Kathleen Pooler has 7 tips for writing with intention and why it’s important for memoir writers, and Lizzie Shane shows how we can make our writing more authentic.

We’ve all heard the advice to write every day. Janice Hardy tells us why we shouldn’t write every day, and Debbie Young says why sometimes it’s good to be an irregular writer.

James Scott Bell gives us writing lessons from Ireland, and Jami Gold asks us: what’s your personal hero’s journey?

BUSINESS

When you become an author, you open yourself to the public, whether you like it or not, and you need to decide how you want to interact with the public. Helen Sedwick discusses how to choose and set up a pen name, Dana Kaye has 3 steps to crafting your public persona for author speaking engagements (or really anytime you appear in public), and Tamela Hancock Murray shows how to decide if you should go to a conference or not.

Indie authors now have access to Bookscan numbers, but does that help or hurt when they want to try to get an agent? Janet Reid discusses the vagueness of Bookscan and how to incorporate those numbers in a query letter. Whether you use Bookscan data or not in your query, Nathan Bransford advises reading your query out loud before sending it.

Marketing is about connecting with your audience. Judith Briles defines and walks through the creation of a tagline for our author brand, Laura Morelli lays out how and why to submit a self-published book for review in Publisher’s Weekly, and Savvy Book Writers gives us an alternative to ACX for publishing our audiobooks.
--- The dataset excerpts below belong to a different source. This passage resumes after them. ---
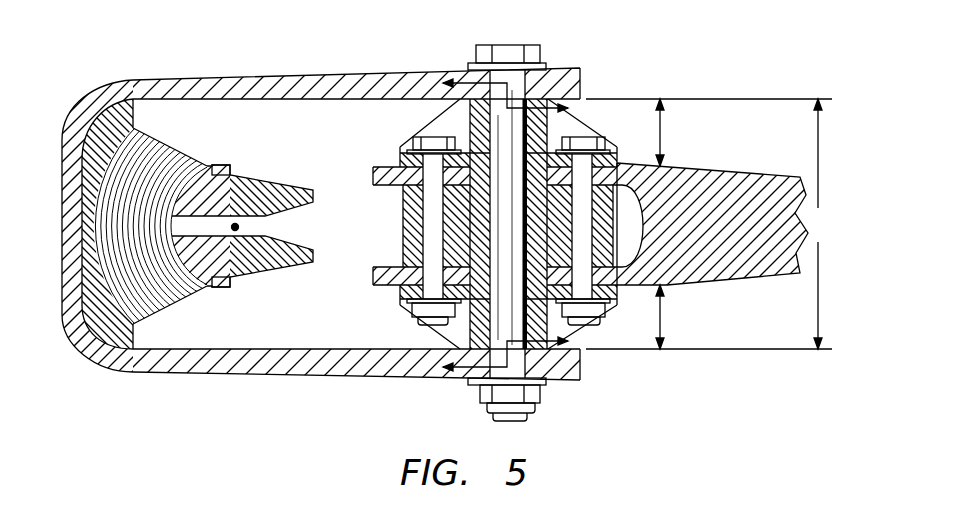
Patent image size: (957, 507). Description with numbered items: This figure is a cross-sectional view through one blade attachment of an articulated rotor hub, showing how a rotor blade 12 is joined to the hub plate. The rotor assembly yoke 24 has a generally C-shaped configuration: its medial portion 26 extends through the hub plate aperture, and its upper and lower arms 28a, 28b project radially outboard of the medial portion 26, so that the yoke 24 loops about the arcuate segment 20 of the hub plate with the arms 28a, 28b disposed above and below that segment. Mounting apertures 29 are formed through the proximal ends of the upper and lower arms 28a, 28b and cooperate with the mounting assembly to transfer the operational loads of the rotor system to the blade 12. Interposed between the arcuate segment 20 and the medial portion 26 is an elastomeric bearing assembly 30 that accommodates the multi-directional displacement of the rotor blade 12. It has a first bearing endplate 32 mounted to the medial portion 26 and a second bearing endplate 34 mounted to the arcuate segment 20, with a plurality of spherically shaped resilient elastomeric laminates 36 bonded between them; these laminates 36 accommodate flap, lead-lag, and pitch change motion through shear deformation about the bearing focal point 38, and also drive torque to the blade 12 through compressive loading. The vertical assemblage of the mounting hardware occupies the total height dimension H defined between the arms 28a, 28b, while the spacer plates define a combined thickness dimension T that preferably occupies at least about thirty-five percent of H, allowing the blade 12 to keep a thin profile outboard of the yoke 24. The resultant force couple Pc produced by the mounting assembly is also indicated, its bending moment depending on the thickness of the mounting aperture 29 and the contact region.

The rotor blade 12 is at (728, 192).
The arcuate segment 20 is at (478, 225).
The rotor assembly yoke 24 is at (478, 230).
The medial portion 26 is at (77, 307).
The upper arm 28a is at (316, 72).
The lower arm 28b is at (405, 381).
The mounting aperture 29 is at (526, 82).
The bearing assembly 30 is at (236, 225).
The first bearing endplate 32 is at (130, 337).
The second bearing endplate 34 is at (226, 293).
The elastomeric laminates 36 is at (220, 141).
The bearing focal point 38 is at (238, 227).
The resultant force couple Pc is at (452, 411).
The combined thickness dimension T is at (664, 124).
The total height dimension H is at (709, 224).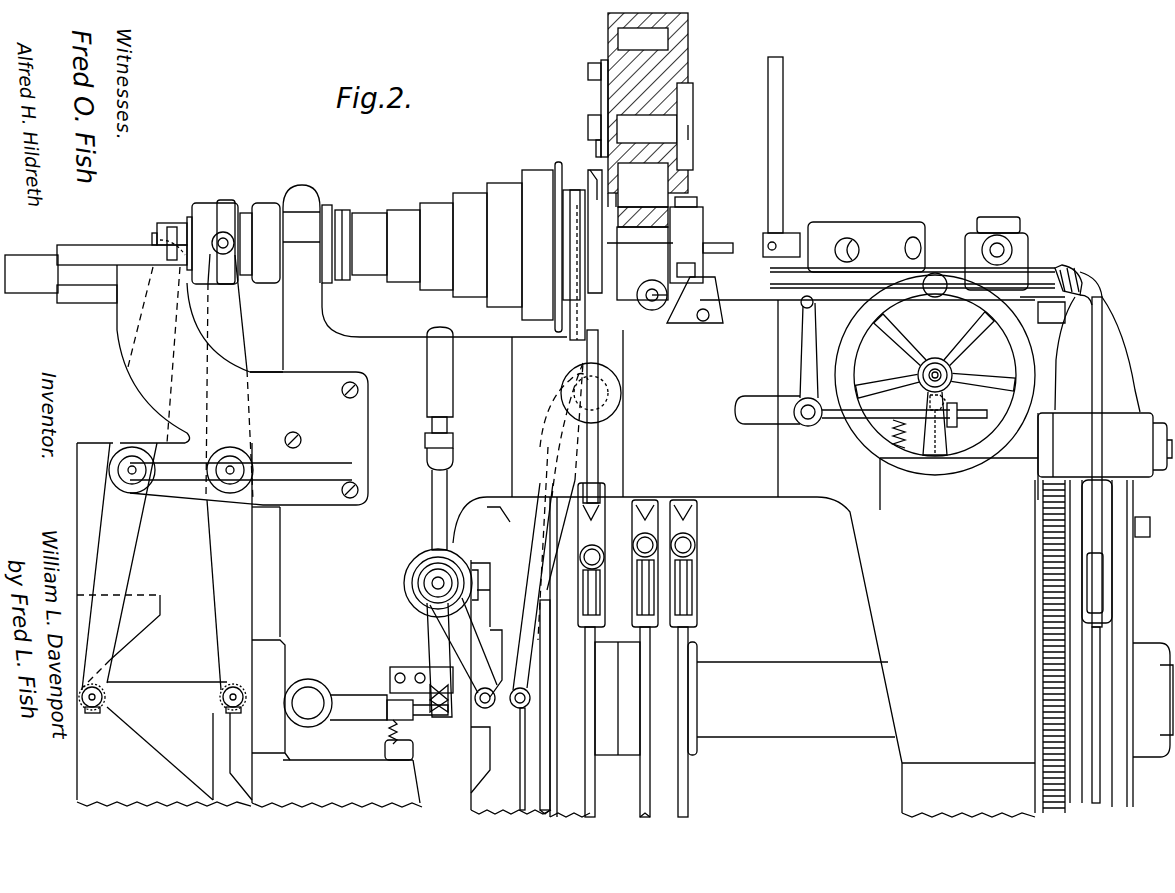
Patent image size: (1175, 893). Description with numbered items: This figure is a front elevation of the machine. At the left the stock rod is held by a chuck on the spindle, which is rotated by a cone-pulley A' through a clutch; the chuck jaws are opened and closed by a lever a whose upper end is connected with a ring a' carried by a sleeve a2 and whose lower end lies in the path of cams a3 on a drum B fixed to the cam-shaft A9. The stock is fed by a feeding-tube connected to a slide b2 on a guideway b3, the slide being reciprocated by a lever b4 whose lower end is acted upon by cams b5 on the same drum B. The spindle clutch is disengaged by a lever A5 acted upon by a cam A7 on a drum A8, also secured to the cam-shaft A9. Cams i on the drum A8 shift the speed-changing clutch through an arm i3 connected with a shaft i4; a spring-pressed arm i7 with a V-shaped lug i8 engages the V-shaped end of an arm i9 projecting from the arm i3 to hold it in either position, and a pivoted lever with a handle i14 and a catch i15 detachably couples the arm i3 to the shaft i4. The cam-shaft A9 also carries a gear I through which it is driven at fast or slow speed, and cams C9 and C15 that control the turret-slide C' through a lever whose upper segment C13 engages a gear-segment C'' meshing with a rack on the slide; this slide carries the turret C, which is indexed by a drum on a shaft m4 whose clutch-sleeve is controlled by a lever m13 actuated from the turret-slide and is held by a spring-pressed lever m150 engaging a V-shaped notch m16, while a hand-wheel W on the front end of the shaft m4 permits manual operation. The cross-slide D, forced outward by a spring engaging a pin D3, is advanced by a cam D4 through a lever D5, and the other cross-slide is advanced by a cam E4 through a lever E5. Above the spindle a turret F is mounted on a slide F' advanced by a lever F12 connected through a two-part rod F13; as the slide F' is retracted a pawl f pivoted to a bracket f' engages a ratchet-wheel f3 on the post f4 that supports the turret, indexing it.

The internet can be a powerful career tool. Nick Stephenson shows how to use email marketing to find your first 10,000 readers, Orly Konig-Lopez shares 4 Facebook lessons from a debut author, and Anne R. Allen outlines how blogging leads to many career paths.

THE UNIQUE SHELF

Text generators are nothing new. See 3 very modern uses for Andrey Markov’s 19th-century text generator.

The Library of Congress preserves online culture in their Webcomics and Web Cultures Archives.

When you’re immersed in reading for study, it can be hard to read for fun. Laura Stoddart has tips on how to start reading for pleasure again after studying.

Author Ian Rankin inaccurately described a pub in his novel—and they remodeled to make it match.

Learn why Anthony Burgess abandoned his Dictionary of Slang project.

View 17th-century England Through the Eyes of Celia Fiennes, one of the first modern travel writers.

Loretta Chase and Susan Holloway Scott explores the treasures of the Kensington Central Library.

Meet the spy who became England’s first successful female writer.

This one had Chronicler Nancy Keim Comley giggling: Regular people recreate 10 corny romance novel covers.